Quest’ultima motivazione è particolarmente interessante, perché conferma che le eco-balle rappresentano sia un business che una sorta di dogma. Che affonda le sue radici nel Malthusianesimo, la dottrina economica che lega la povertà e la fame nel mondo al rapporto tra popolazione e risorse. Un’ideologia, “figlia” dell’economista Robert Thomas Malthus, che «è stata ripetutamente sfatata per 200 anni ma è ancora più potente che mai».

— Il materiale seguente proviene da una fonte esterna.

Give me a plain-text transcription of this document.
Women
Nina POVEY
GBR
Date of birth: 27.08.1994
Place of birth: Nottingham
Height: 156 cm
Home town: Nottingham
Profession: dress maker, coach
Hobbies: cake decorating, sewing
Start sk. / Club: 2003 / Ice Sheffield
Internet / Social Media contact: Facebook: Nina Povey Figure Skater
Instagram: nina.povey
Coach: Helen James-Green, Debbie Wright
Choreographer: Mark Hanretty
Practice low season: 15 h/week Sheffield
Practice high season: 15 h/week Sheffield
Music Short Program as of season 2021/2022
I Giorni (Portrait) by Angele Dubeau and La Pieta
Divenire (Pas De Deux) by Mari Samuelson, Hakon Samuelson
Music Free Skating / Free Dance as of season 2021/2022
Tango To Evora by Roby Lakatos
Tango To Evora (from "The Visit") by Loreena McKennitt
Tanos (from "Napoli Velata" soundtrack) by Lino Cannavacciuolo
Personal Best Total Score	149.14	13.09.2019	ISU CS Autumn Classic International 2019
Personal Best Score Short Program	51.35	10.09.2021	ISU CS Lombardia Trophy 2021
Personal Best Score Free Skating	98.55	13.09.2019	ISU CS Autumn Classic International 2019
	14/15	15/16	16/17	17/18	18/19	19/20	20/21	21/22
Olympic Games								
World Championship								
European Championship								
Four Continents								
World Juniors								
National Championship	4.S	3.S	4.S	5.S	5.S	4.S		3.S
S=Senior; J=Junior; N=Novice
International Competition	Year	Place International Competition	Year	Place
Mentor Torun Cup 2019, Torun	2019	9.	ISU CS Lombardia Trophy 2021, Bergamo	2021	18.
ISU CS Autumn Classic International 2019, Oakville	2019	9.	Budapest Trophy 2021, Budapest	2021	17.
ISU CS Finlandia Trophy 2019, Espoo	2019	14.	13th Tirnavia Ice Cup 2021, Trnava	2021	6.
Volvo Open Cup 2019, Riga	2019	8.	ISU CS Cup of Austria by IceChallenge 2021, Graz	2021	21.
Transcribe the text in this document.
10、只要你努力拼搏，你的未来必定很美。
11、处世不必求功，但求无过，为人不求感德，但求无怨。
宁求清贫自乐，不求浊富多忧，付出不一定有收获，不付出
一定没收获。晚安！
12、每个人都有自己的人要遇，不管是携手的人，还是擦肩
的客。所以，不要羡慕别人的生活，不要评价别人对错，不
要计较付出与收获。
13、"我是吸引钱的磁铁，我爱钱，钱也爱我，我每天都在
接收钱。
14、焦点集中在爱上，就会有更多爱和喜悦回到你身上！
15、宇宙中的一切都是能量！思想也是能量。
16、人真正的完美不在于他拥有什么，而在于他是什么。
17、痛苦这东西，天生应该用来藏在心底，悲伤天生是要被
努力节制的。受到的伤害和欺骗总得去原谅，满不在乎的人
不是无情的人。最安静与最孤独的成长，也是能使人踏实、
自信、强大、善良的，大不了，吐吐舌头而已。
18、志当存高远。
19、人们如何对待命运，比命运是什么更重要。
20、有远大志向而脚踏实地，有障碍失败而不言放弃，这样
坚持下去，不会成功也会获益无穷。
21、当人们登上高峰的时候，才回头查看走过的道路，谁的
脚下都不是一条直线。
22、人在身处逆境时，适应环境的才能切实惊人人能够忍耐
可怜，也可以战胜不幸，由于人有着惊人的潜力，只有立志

«L’ambientalismo ha sostituito il socialismo come la principale religione laica» commentava non a caso il grande fisico e matematico Freeman Dyson. E, in effetti, la rivista Forbes – la prima a pubblicare l’articolo di Shellenberger – lo ha rimosso con quello che suona come un pretesto. La violazione delle «linee guida sull’autopromozione», perché nello scritto si parlava di Apocalypse Never. Anche dando al magazine il beneficio del dubbio, le tempistiche appaiono quantomeno singolari.

La sensazione, cioè, è che i paladini dell’eco-catastrofismo tengano meno alla verità che alle loro tesi precostituite. E che ci sia un solo clima che sarebbero disposti a difendere a ogni costo. Quello di terrore da loro stessi instaurato.